Again this worked in the .NET v1.1 of the Framework but not on .NET v2.0 (x86
and x64).

Since the problem with InstallUtil.exe, I decided to test further, so I
added a Setup Project (right-click Solution -Add... new Project -Other
Project Types ... Setup and Deployment -Setup Project) for my service. See
link (http://support.microsoft.com/kb/816169) for the general idea.

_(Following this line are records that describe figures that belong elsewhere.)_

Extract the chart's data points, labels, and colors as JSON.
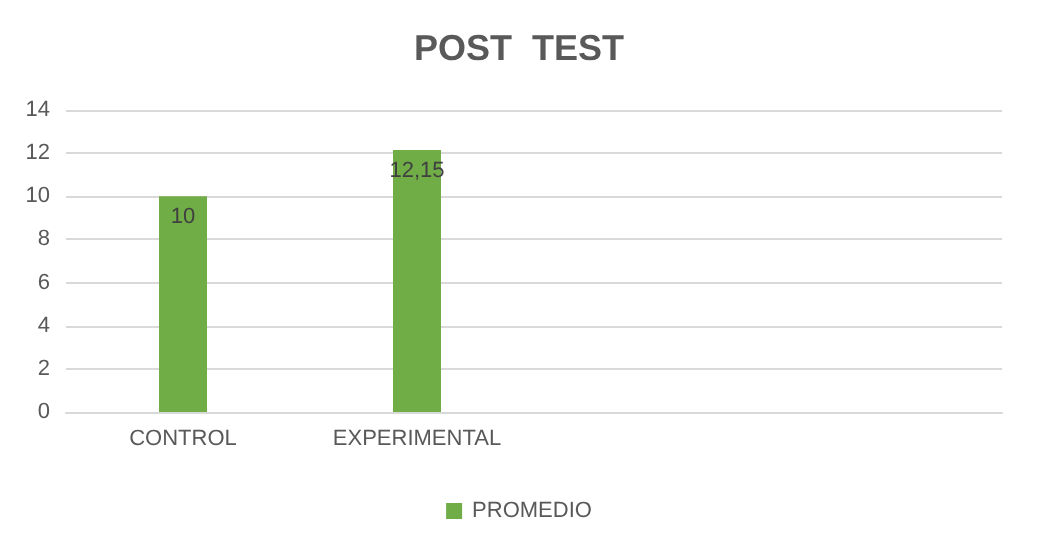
{
  "chart_data": {
    "type": "bar",
    "title": "POST  TEST",
    "categories": [
      "CONTROL",
      "EXPERIMENTAL",
      null,
      null
    ],
    "series": [
      {
        "name": "PROMEDIO",
        "color": "#70ad47",
        "values": [
          10,
          12.15,
          null,
          null
        ],
        "value_labels": [
          "10",
          "12,15",
          null,
          null
        ]
      }
    ],
    "ylim": [
      0,
      14
    ],
    "yticks": [
      0,
      2,
      4,
      6,
      8,
      10,
      12,
      14
    ],
    "grid": "y",
    "legend": "bottom"
  }
}
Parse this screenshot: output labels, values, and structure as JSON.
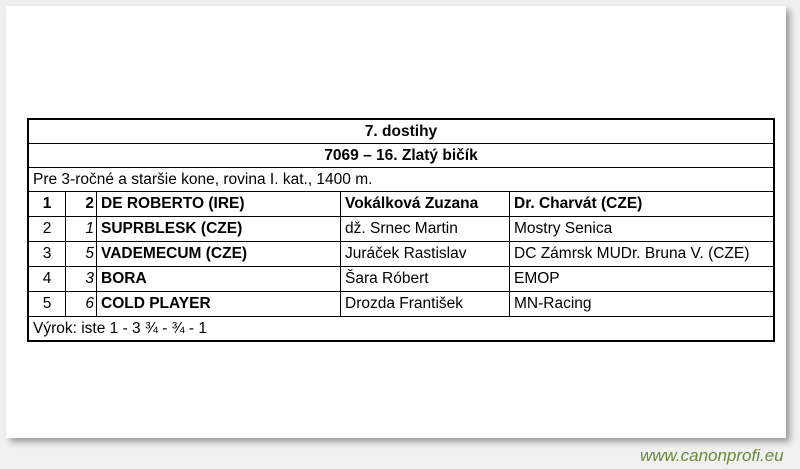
{
  "title": "7. dostihy",
  "subtitle": "7069 – 16. Zlatý bičík",
  "description": "Pre 3-ročné a staršie kone, rovina I. kat., 1400 m.",
  "rows": [
    {
      "pos": "1",
      "num": "2",
      "horse": "DE ROBERTO (IRE)",
      "jockey": "Vokálková Zuzana",
      "owner": "Dr. Charvát (CZE)"
    },
    {
      "pos": "2",
      "num": "1",
      "horse": "SUPRBLESK (CZE)",
      "jockey": "dž. Srnec Martin",
      "owner": "Mostry Senica"
    },
    {
      "pos": "3",
      "num": "5",
      "horse": "VADEMECUM (CZE)",
      "jockey": "Juráček Rastislav",
      "owner": "DC Zámrsk MUDr. Bruna V. (CZE)"
    },
    {
      "pos": "4",
      "num": "3",
      "horse": "BORA",
      "jockey": "Šara Róbert",
      "owner": "EMOP"
    },
    {
      "pos": "5",
      "num": "6",
      "horse": "COLD PLAYER",
      "jockey": "Drozda František",
      "owner": "MN-Racing"
    }
  ],
  "result": "Výrok: iste 1 - 3 ¾ - ¾ - 1",
  "watermark": "www.canonprofi.eu",
  "colors": {
    "watermark": "#6b8a3c"
  }
}
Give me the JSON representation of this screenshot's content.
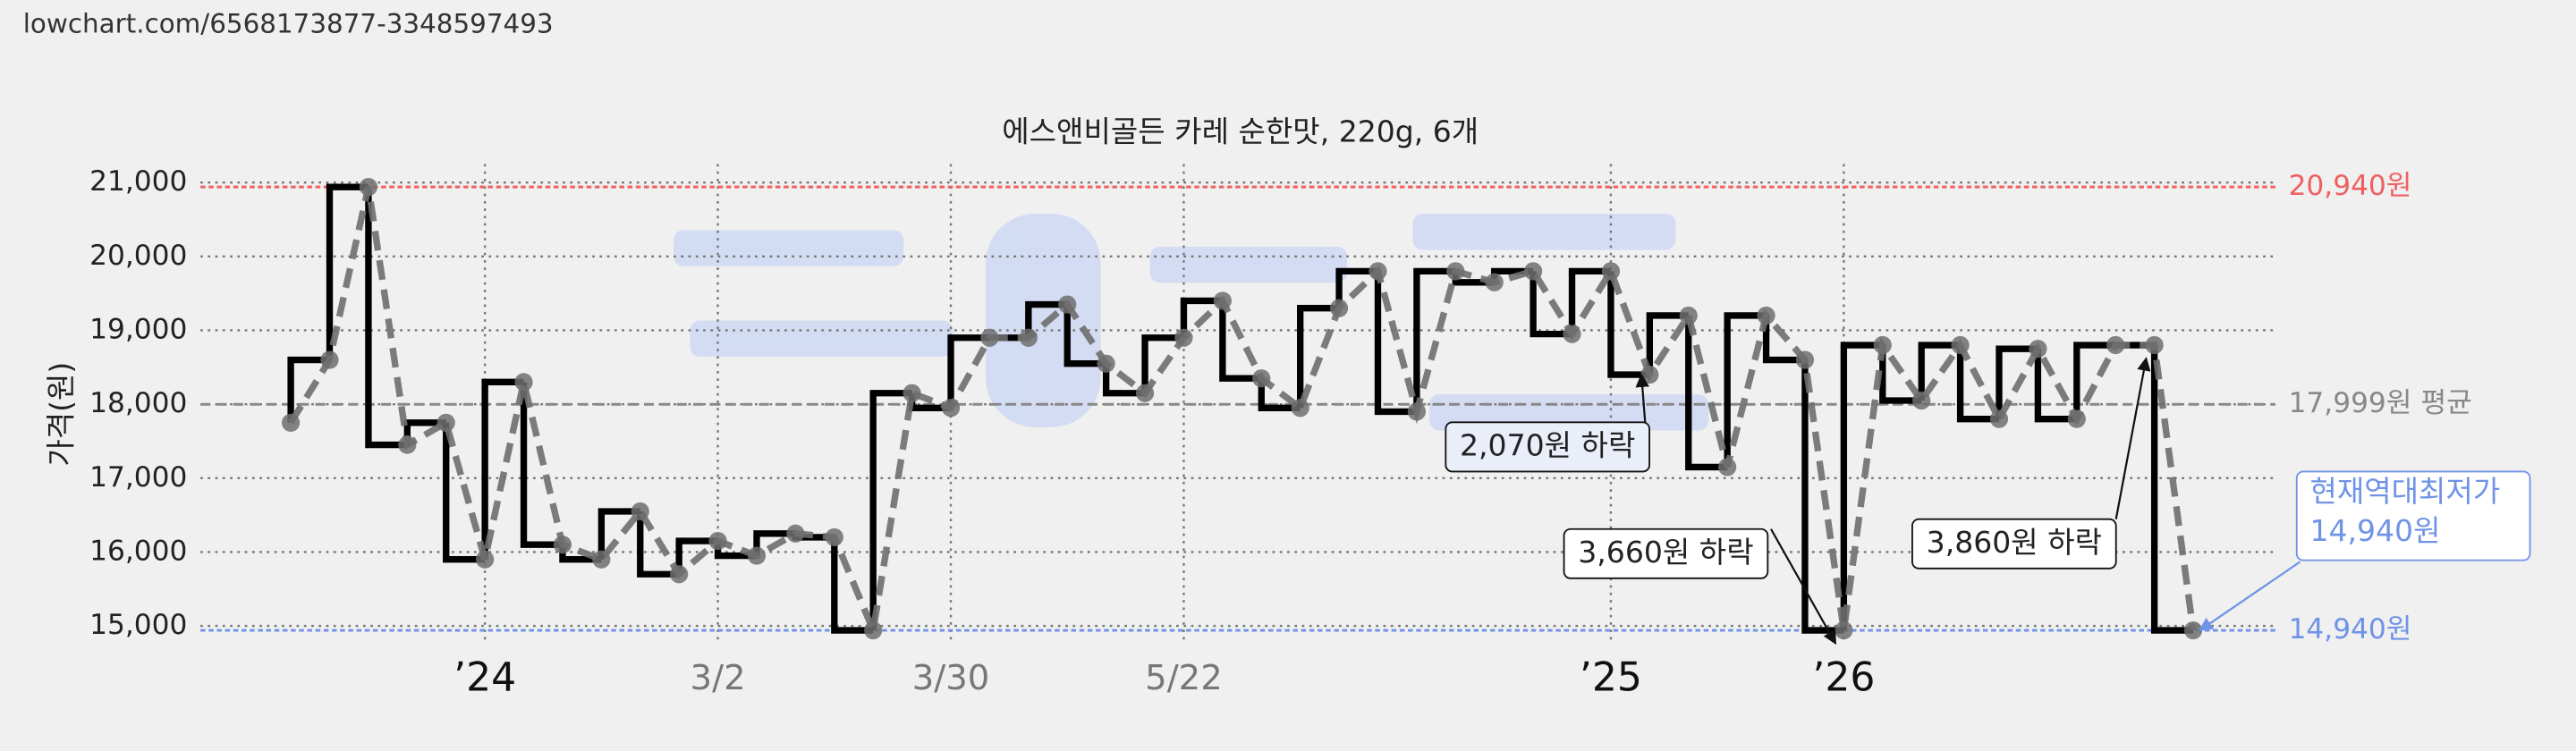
{
  "chart_data": {
    "type": "line",
    "source": "lowchart.com/6568173877-3348597493",
    "title": "에스앤비골든 카레 순한맛, 220g, 6개",
    "y_label": "가격(원)",
    "categories": [
      null,
      null,
      null,
      null,
      null,
      "’24",
      null,
      null,
      null,
      null,
      null,
      "3/2",
      null,
      null,
      null,
      null,
      null,
      "3/30",
      null,
      null,
      null,
      null,
      null,
      "5/22",
      null,
      null,
      null,
      null,
      null,
      null,
      null,
      null,
      null,
      null,
      "’25",
      null,
      null,
      null,
      null,
      null,
      "’26",
      null,
      null,
      null,
      null,
      null,
      null,
      null,
      null,
      null
    ],
    "values": [
      17750,
      18600,
      20940,
      17450,
      17750,
      15900,
      18300,
      16100,
      15900,
      16550,
      15700,
      16150,
      15950,
      16250,
      16200,
      14940,
      18150,
      17950,
      18900,
      18900,
      19350,
      18550,
      18150,
      18900,
      19400,
      18350,
      17950,
      19300,
      19800,
      17900,
      19800,
      19650,
      19800,
      18950,
      19800,
      18400,
      19200,
      17150,
      19200,
      18600,
      14940,
      18800,
      18050,
      18800,
      17800,
      18750,
      17800,
      18800,
      18800,
      14940
    ],
    "step_color": "#000000",
    "line_color": "#6e6e6e",
    "ylim": [
      14750,
      21250
    ],
    "yticks": [
      {
        "value": 15000,
        "label": "15,000"
      },
      {
        "value": 16000,
        "label": "16,000"
      },
      {
        "value": 17000,
        "label": "17,000"
      },
      {
        "value": 18000,
        "label": "18,000"
      },
      {
        "value": 19000,
        "label": "19,000"
      },
      {
        "value": 20000,
        "label": "20,000"
      },
      {
        "value": 21000,
        "label": "21,000"
      }
    ],
    "grid": true,
    "reference_lines": [
      {
        "value": 20940,
        "label": "20,940원",
        "color": "#f06060"
      },
      {
        "value": 17999,
        "label": "17,999원 평균",
        "color": "#888888"
      },
      {
        "value": 14940,
        "label": "14,940원",
        "color": "#6f93e6"
      }
    ],
    "annotations": [
      {
        "text": "2,070원 하락"
      },
      {
        "text": "3,660원 하락"
      },
      {
        "text": "3,860원 하락"
      },
      {
        "text": "현재역대최저가",
        "value": 14940,
        "label": "14,940원",
        "color": "#6f93e6"
      }
    ]
  }
}
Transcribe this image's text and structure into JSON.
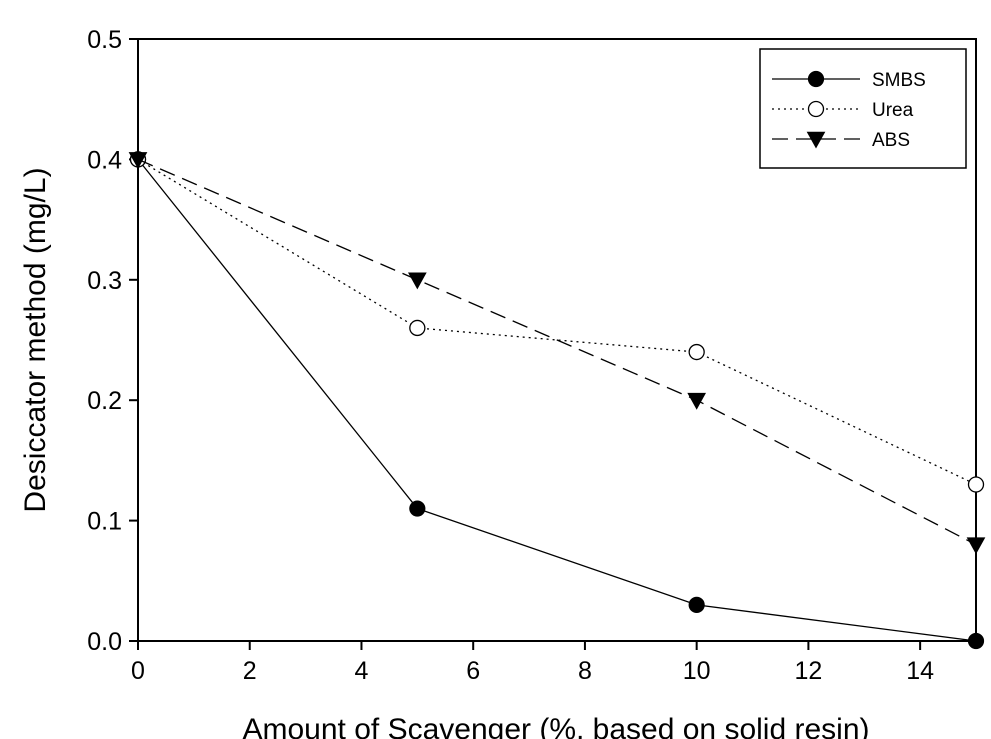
{
  "chart_data": {
    "type": "line",
    "title": "",
    "xlabel": "Amount of Scavenger (%, based on solid resin)",
    "ylabel": "Desiccator method (mg/L)",
    "xlim": [
      0,
      15
    ],
    "ylim": [
      0.0,
      0.5
    ],
    "x_ticks": [
      0,
      2,
      4,
      6,
      8,
      10,
      12,
      14
    ],
    "x_tick_labels": [
      "0",
      "2",
      "4",
      "6",
      "8",
      "10",
      "12",
      "14"
    ],
    "y_ticks": [
      0.0,
      0.1,
      0.2,
      0.3,
      0.4,
      0.5
    ],
    "y_tick_labels": [
      "0.0",
      "0.1",
      "0.2",
      "0.3",
      "0.4",
      "0.5"
    ],
    "grid": false,
    "legend_position": "top-right",
    "x": [
      0,
      5,
      10,
      15
    ],
    "series": [
      {
        "name": "SMBS",
        "values": [
          0.4,
          0.11,
          0.03,
          0.0
        ],
        "line_style": "solid",
        "marker": "filled-circle",
        "color": "#000000"
      },
      {
        "name": "Urea",
        "values": [
          0.4,
          0.26,
          0.24,
          0.13
        ],
        "line_style": "dotted",
        "marker": "open-circle",
        "color": "#000000"
      },
      {
        "name": "ABS",
        "values": [
          0.4,
          0.3,
          0.2,
          0.08
        ],
        "line_style": "dashed",
        "marker": "filled-triangle-down",
        "color": "#000000"
      }
    ]
  }
}
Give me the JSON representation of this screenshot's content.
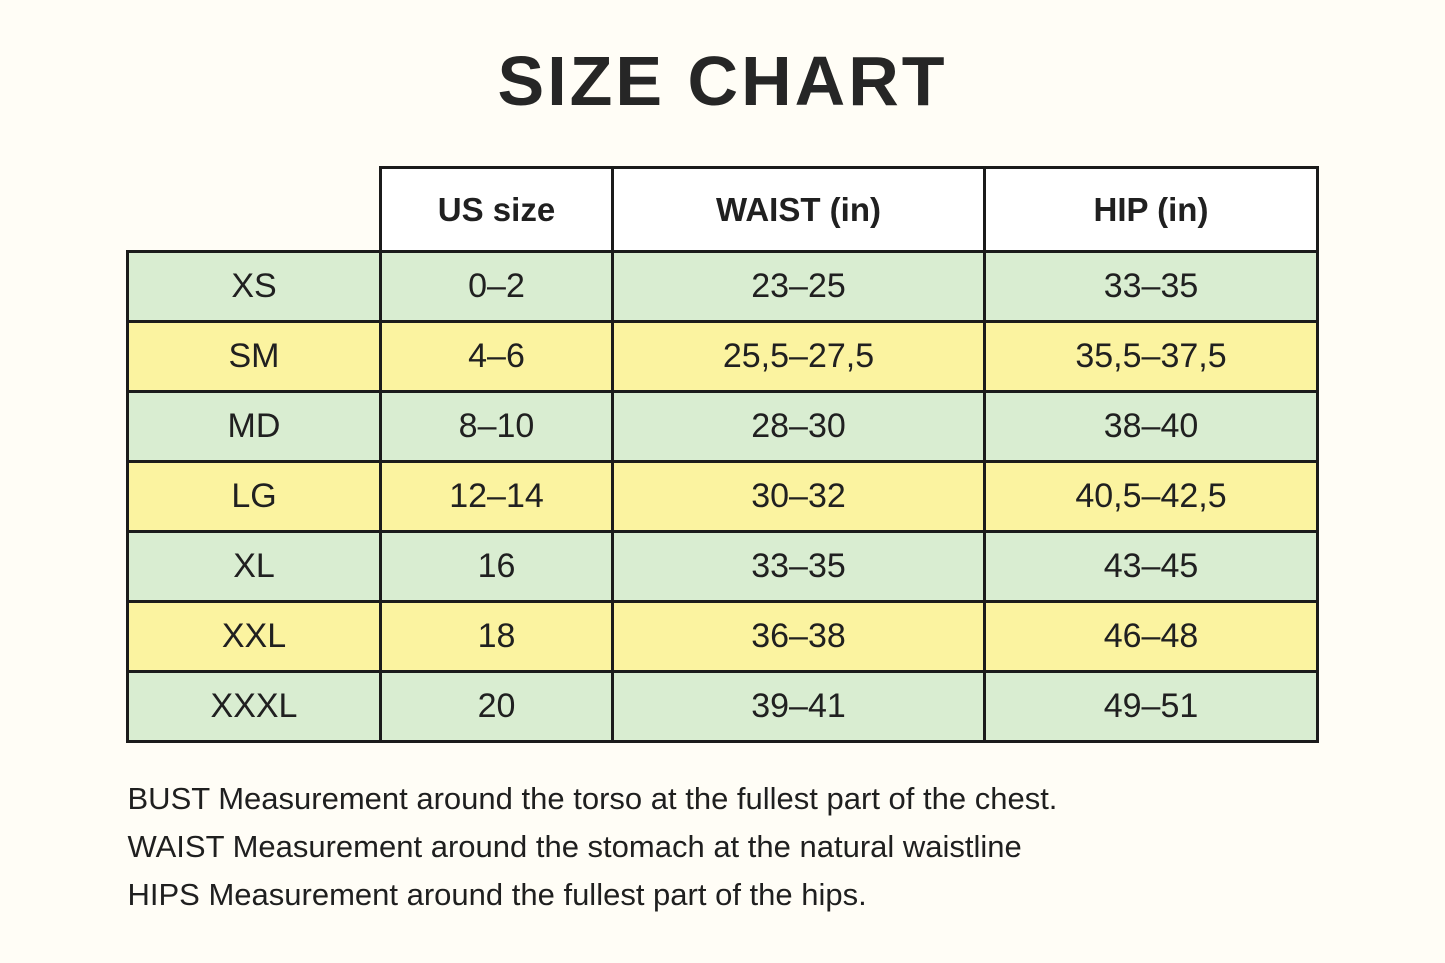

To work with my Installer and Install Override method, I had to add the
following to the Custom Actions -Install -Primary output ->
CustomActionData property;
"/MyUserName=[MYUSERNAME] /MyDomainName=[MYDOMAINNAME]
/MyPassword=[MYPASSWORD]".

Also I modified the Install Method slightly to handle better,
from:
public override void Install(System.Collections.IDictionary stateSaver)
{
Console.WriteLine("Install Start...");

// Check for Custom User
if (this.Context.Parameters.ContainsKey("MyUserName") == true)

to:
public override void Install(System.Collections.IDictionary stateSaver)
{
Console.WriteLine("Install Start...");

// Get the User name
string user = this.Context.Parameters["myUserName"];

// Check for Custom User
if (user != null && user.Length 0)

Then installing using the command line;
'setupMSIname.msi' - installs fine - uses hardcoded values.
or
'setupMSIname.msi MyUserName="{user}" MyDomainName="{domain}"
MyPassword="{password}"' - where values in between { and } are the
appropriate values, also installs fine, but with the Custom Parameterised
values.

Is there any reason why the InstallUtil.exe doesn't accept the user
credentials when passed as parameters from a batch file/command line, except
when run from a MSI Setup (if it does internally use the InstallUtil.exe)??

Hopefully I am missing something completely in which I can then humbly
accept and fix so that my InstallUtil.exe implementation works as required.